December is the cold moon, the longest night of the year.
These full moons generally correspond to the highest and lowest tides of the month.
The maximum tidal range along the central coast can range from over 2 feet below the mean low water mark to over 7 feet above it, for a tidal range of over 9 feet.
California’s longest continuous tide record comes from the San Francisco tide gauge along the Golden Gate, which has recorded tide data since 1854.
The highest tide ever recorded at this location was 8.9 feet on January 27, 1983, and the lowest tide was minus 2.9 feet on December 17, 1933.
The greatest tidal range I know of is in the Bay of Fundy on the east coast of Canada, which can exceed 52 feet.
The highest and lowest tides, hence the greatest tidal range, usually occur in December and January when the Earth is closest to the sun, called perihelion.
After looking at the tide data for this year, I was a little surprised to see the predicted tide reach 6.9ft at 10:04 p.m. Thursday, followed by a low tide of minus 1.8ft at 5:31 a.m. Friday at Port San Luis tide. gauge.
In other words, sea level will move 8.7 feet in just over seven hours.
These rising and falling tides will create rip currents in bays and estuaries across California corresponding to the rise of the Strawberry Moon, the final supermoon of this year.
The central California coast has not seen tidal ranges close to this intensity since January 2018.
I decided to ask Dr. Ray Weymann, retired principal and chairman of the astronomy department at the University of Arizona, why we see such large tidal ranges in the middle of the year.
“The gravitational forces exerted by the moon and the sun create the timeless tides,” he told me. “Tidal forces are not the total gravitational forces exerted by the sun and moon on Earth, but the difference between these gravitational forces on the surface of the planet.”
The moon exerts more tidal force on the Earth than the sun due to its proximal proximity.
Thursday, the moon will be close to the earth. Being a full moon, the sun, earth, and moon are aligned, with both factors helping to create a large tidal range.
Marine biologist and Port San Luis Harbor Commissioner Jim Blecha made a fascinating observation.
In summer, negative low tides occur at night, while in winter, they occur during the day.
If the opposite were to happen, many intertidal (tidal pool) creatures and algae would not survive the intense sunlight directly overhead.
Remember, these are predicted tides.
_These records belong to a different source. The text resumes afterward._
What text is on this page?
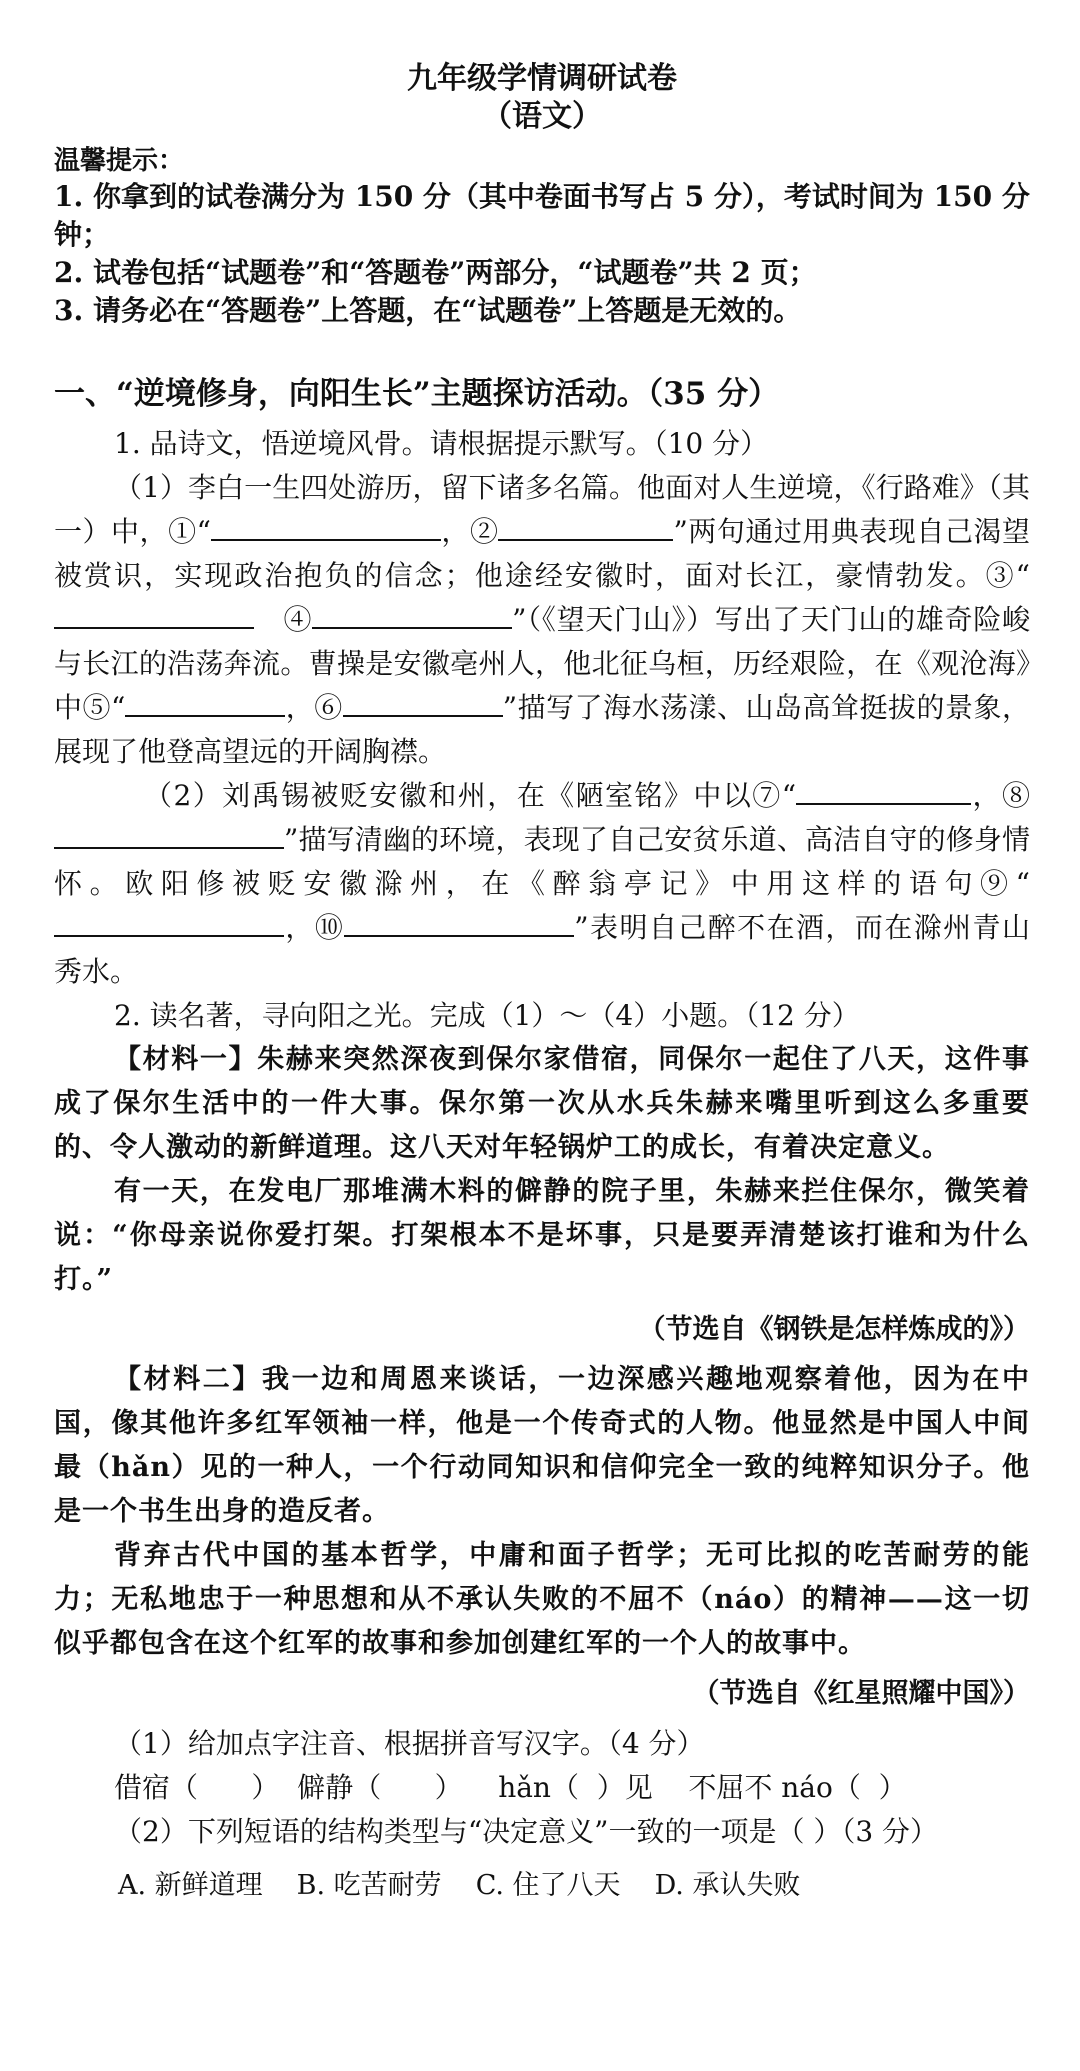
九年级学情调研试卷
（语文）
温馨提示：

1. 你拿到的试卷满分为 150 分（其中卷面书写占 5 分），考试时间为 150 分钟；

2. 试卷包括“试题卷”和“答题卷”两部分，“试题卷”共 2 页；

3. 请务必在“答题卷”上答题，在“试题卷”上答题是无效的。

一、“逆境修身，向阳生长”主题探访活动。（35 分）

1. 品诗文，悟逆境风骨。请根据提示默写。（10 分）

（1）李白一生四处游历，留下诸多名篇。他面对人生逆境，《行路难》（其一）中，①“	，②	”两句通过用典表现自己渴望被赏识，实现政治抱负的信念；他途经安徽时，面对长江，豪情勃发。③“　④	”（《望天门山》）写出了天门山的雄奇险峻与长江的浩荡奔流。曹操是安徽亳州人，他北征乌桓，历经艰险，在《观沧海》中⑤“	，⑥	”描写了海水荡漾、山岛高耸挺拔的景象，展现了他登高望远的开阔胸襟。

（2）刘禹锡被贬安徽和州，在《陋室铭》中以⑦“	，⑧”描写清幽的环境，表现了自己安贫乐道、高洁自守的修身情怀。欧阳修被贬安徽滁州，在《醉翁亭记》中用这样的语句⑨“，⑩	”表明自己醉不在酒，而在滁州青山秀水。

2. 读名著，寻向阳之光。完成（1）～（4）小题。（12 分）

【材料一】朱赫来突然深夜到保尔家借宿，同保尔一起住了八天，这件事成了保尔生活中的一件大事。保尔第一次从水兵朱赫来嘴里听到这么多重要的、令人激动的新鲜道理。这八天对年轻锅炉工的成长，有着决定意义。

有一天，在发电厂那堆满木料的僻静的院子里，朱赫来拦住保尔，微笑着说：“你母亲说你爱打架。打架根本不是坏事，只是要弄清楚该打谁和为什么打。”

（节选自《钢铁是怎样炼成的》）

【材料二】我一边和周恩来谈话，一边深感兴趣地观察着他，因为在中国，像其他许多红军领袖一样，他是一个传奇式的人物。他显然是中国人中间最（hǎn）见的一种人，一个行动同知识和信仰完全一致的纯粹知识分子。他是一个书生出身的造反者。

背弃古代中国的基本哲学，中庸和面子哲学；无可比拟的吃苦耐劳的能力；无私地忠于一种思想和从不承认失败的不屈不（náo）的精神——这一切似乎都包含在这个红军的故事和参加创建红军的一个人的故事中。

（节选自《红星照耀中国》）

（1）给加点字注音、根据拼音写汉字。（4 分）

借宿（      ）  僻静（      ）    hǎn（  ）见    不屈不 náo（  ）

（2）下列短语的结构类型与“决定意义”一致的一项是（ ）（3 分）

A. 新鲜道理 B. 吃苦耐劳 C. 住了八天 D. 承认失败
Sea water temperatures are warmer than usual for this time of year.
As water warms, it causes thermal expansion in the upper levels of the ocean. As a result, sea water levels can be several centimeters higher than predicted in tide tables.
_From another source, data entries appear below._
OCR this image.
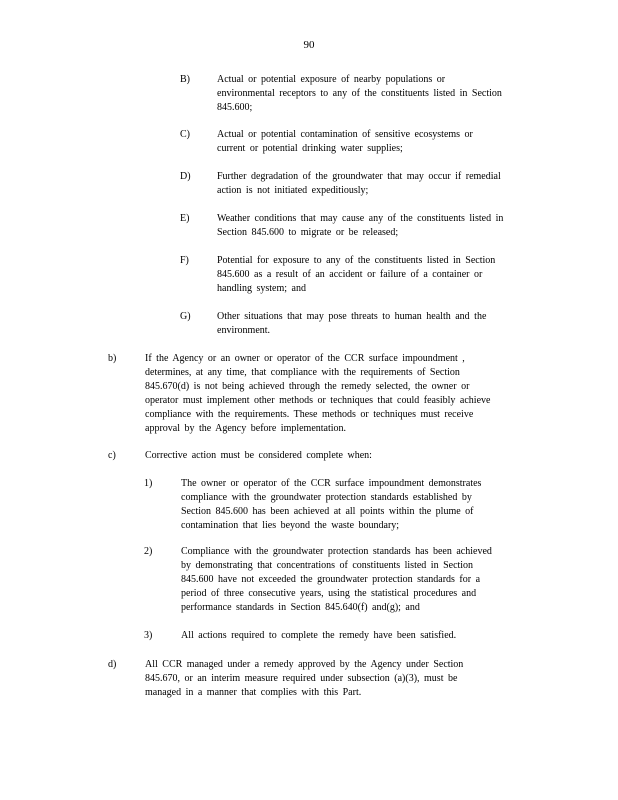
90
B)	Actual or potential exposure of nearby populations or
environmental receptors to any of the constituents listed in Section
845.600;
C)	Actual or potential contamination of sensitive ecosystems or
current or potential drinking water supplies;
D)	Further degradation of the groundwater that may occur if remedial
action is not initiated expeditiously;
E)	Weather conditions that may cause any of the constituents listed in
Section 845.600 to migrate or be released;
F)	Potential for exposure to any of the constituents listed in Section
845.600 as a result of an accident or failure of a container or
handling system; and
G)	Other situations that may pose threats to human health and the
environment.
b)	If the Agency or an owner or operator of the CCR surface impoundment ,
determines, at any time, that compliance with the requirements of Section
845.670(d) is not being achieved through the remedy selected, the owner or
operator must implement other methods or techniques that could feasibly achieve
compliance with the requirements. These methods or techniques must receive
approval by the Agency before implementation.
c)	Corrective action must be considered complete when:
1)	The owner or operator of the CCR surface impoundment demonstrates
compliance with the groundwater protection standards established by
Section 845.600 has been achieved at all points within the plume of
contamination that lies beyond the waste boundary;
2)	Compliance with the groundwater protection standards has been achieved
by demonstrating that concentrations of constituents listed in Section
845.600 have not exceeded the groundwater protection standards for a
period of three consecutive years, using the statistical procedures and
performance standards in Section 845.640(f) and(g); and
3)	All actions required to complete the remedy have been satisfied.
d)	All CCR managed under a remedy approved by the Agency under Section
845.670, or an interim measure required under subsection (a)(3), must be
managed in a manner that complies with this Part.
Other factors such as atmospheric pressure and storm surges when winds blow over the ocean surface towards the coastline can increase the tides.
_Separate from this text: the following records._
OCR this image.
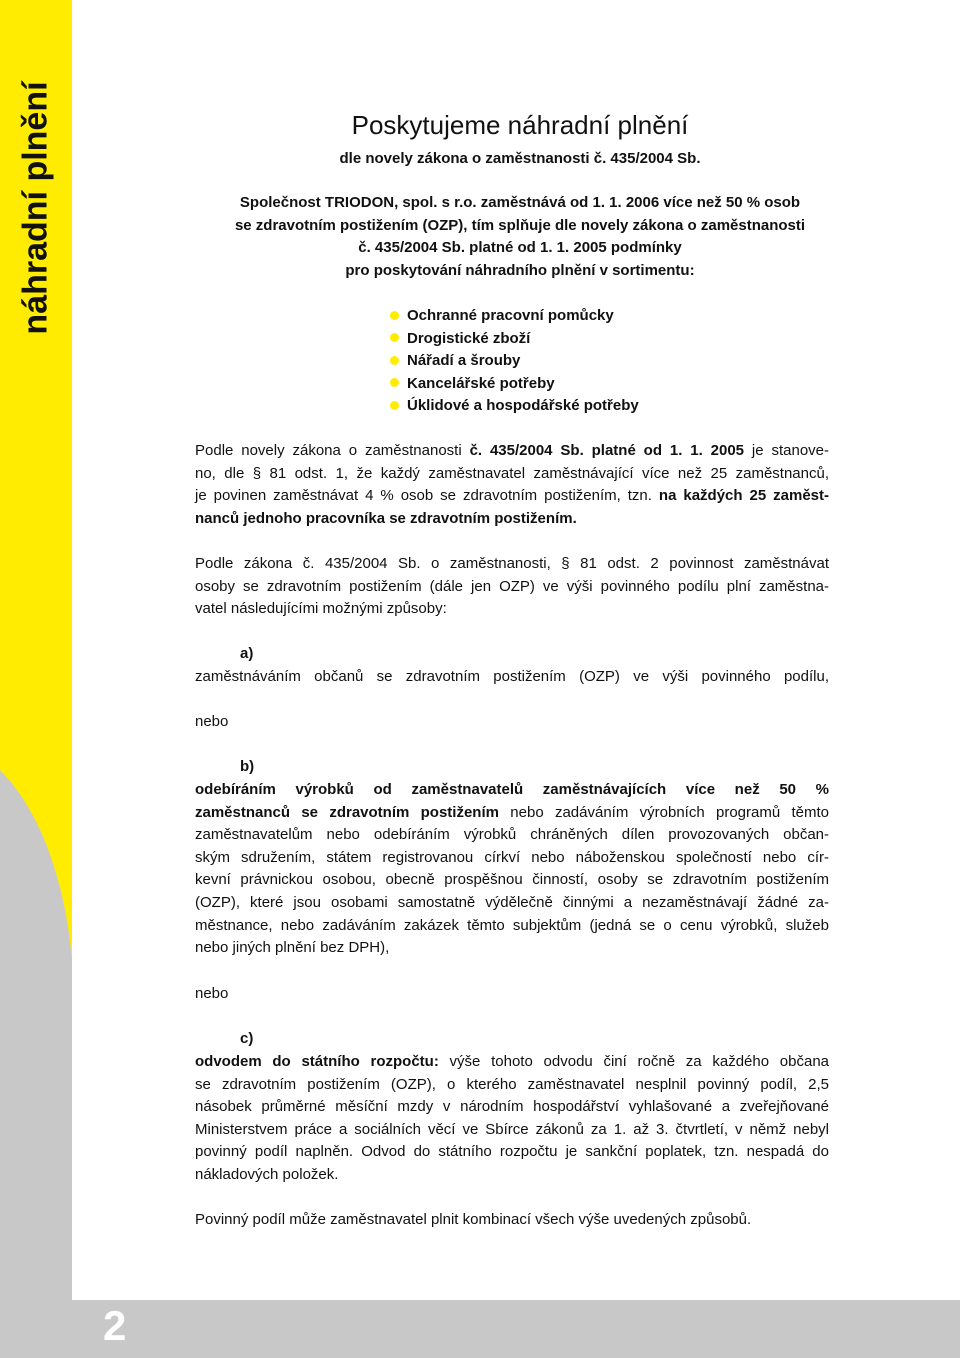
náhradní plnění
2
Poskytujeme náhradní plnění
dle novely zákona o zaměstnanosti č. 435/2004 Sb.
Společnost TRIODON, spol. s r.o. zaměstnává od 1. 1. 2006 více než 50 % osob
se zdravotním postižením (OZP), tím splňuje dle novely zákona o zaměstnanosti
č. 435/2004 Sb. platné od 1. 1. 2005 podmínky
pro poskytování náhradního plnění v sortimentu:
Ochranné pracovní pomůcky
Drogistické zboží
Nářadí a šrouby
Kancelářské potřeby
Úklidové a hospodářské potřeby
Podle novely zákona o zaměstnanosti č. 435/2004 Sb. platné od 1. 1. 2005 je stanove-
no, dle § 81 odst. 1, že každý zaměstnavatel zaměstnávající více než 25 zaměstnanců,
je povinen zaměstnávat 4 % osob se zdravotním postižením, tzn. na každých 25 zaměst-
nanců jednoho pracovníka se zdravotním postižením.
Podle zákona č. 435/2004 Sb. o zaměstnanosti, § 81 odst. 2 povinnost zaměstnávat
osoby se zdravotním postižením (dále jen OZP) ve výši povinného podílu plní zaměstna-
vatel následujícími možnými způsoby:
a)
zaměstnáváním občanů se zdravotním postižením (OZP) ve výši povinného podílu,
nebo
b)
odebíráním výrobků od zaměstnavatelů zaměstnávajících více než 50 %
zaměstnanců se zdravotním postižením nebo zadáváním výrobních programů těmto
zaměstnavatelům nebo odebíráním výrobků chráněných dílen provozovaných občan-
ským sdružením, státem registrovanou církví nebo náboženskou společností nebo cír-
kevní právnickou osobou, obecně prospěšnou činností, osoby se zdravotním postižením
(OZP), které jsou osobami samostatně výdělečně činnými a nezaměstnávají žádné za-
městnance, nebo zadáváním zakázek těmto subjektům (jedná se o cenu výrobků, služeb
nebo jiných plnění bez DPH),
nebo
c)
odvodem do státního rozpočtu: výše tohoto odvodu činí ročně za každého občana
se zdravotním postižením (OZP), o kterého zaměstnavatel nesplnil povinný podíl, 2,5
násobek průměrné měsíční mzdy v národním hospodářství vyhlašované a zveřejňované
Ministerstvem práce a sociálních věcí ve Sbírce zákonů za 1. až 3. čtvrtletí, v němž nebyl
povinný podíl naplněn. Odvod do státního rozpočtu je sankční poplatek, tzn. nespadá do
nákladových položek.
Povinný podíl může zaměstnavatel plnit kombinací všech výše uvedených způsobů.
If the winds are strong enough, they can push and pool water on beaches and raise sea levels several feet – or several feet below if the winds are blowing seaward.
More worryingly, climate change will appear at an increasingly rapid rate.
“Global warming causes actual tides to be higher than predicted on tide charts, as warming waters and melting ice caps in Greenland and Antarctica cause sea levels to rise across the planet” , said NASA oceanographer and climatologist Josh Willis.
Central Coast Aquarium Fundraiser
Please join us on Saturday, June 26 for the Central Coast Capture. This is the annual fundraising event to benefit the Central Coast Aquarium’s mission to bring marine science education to everyone.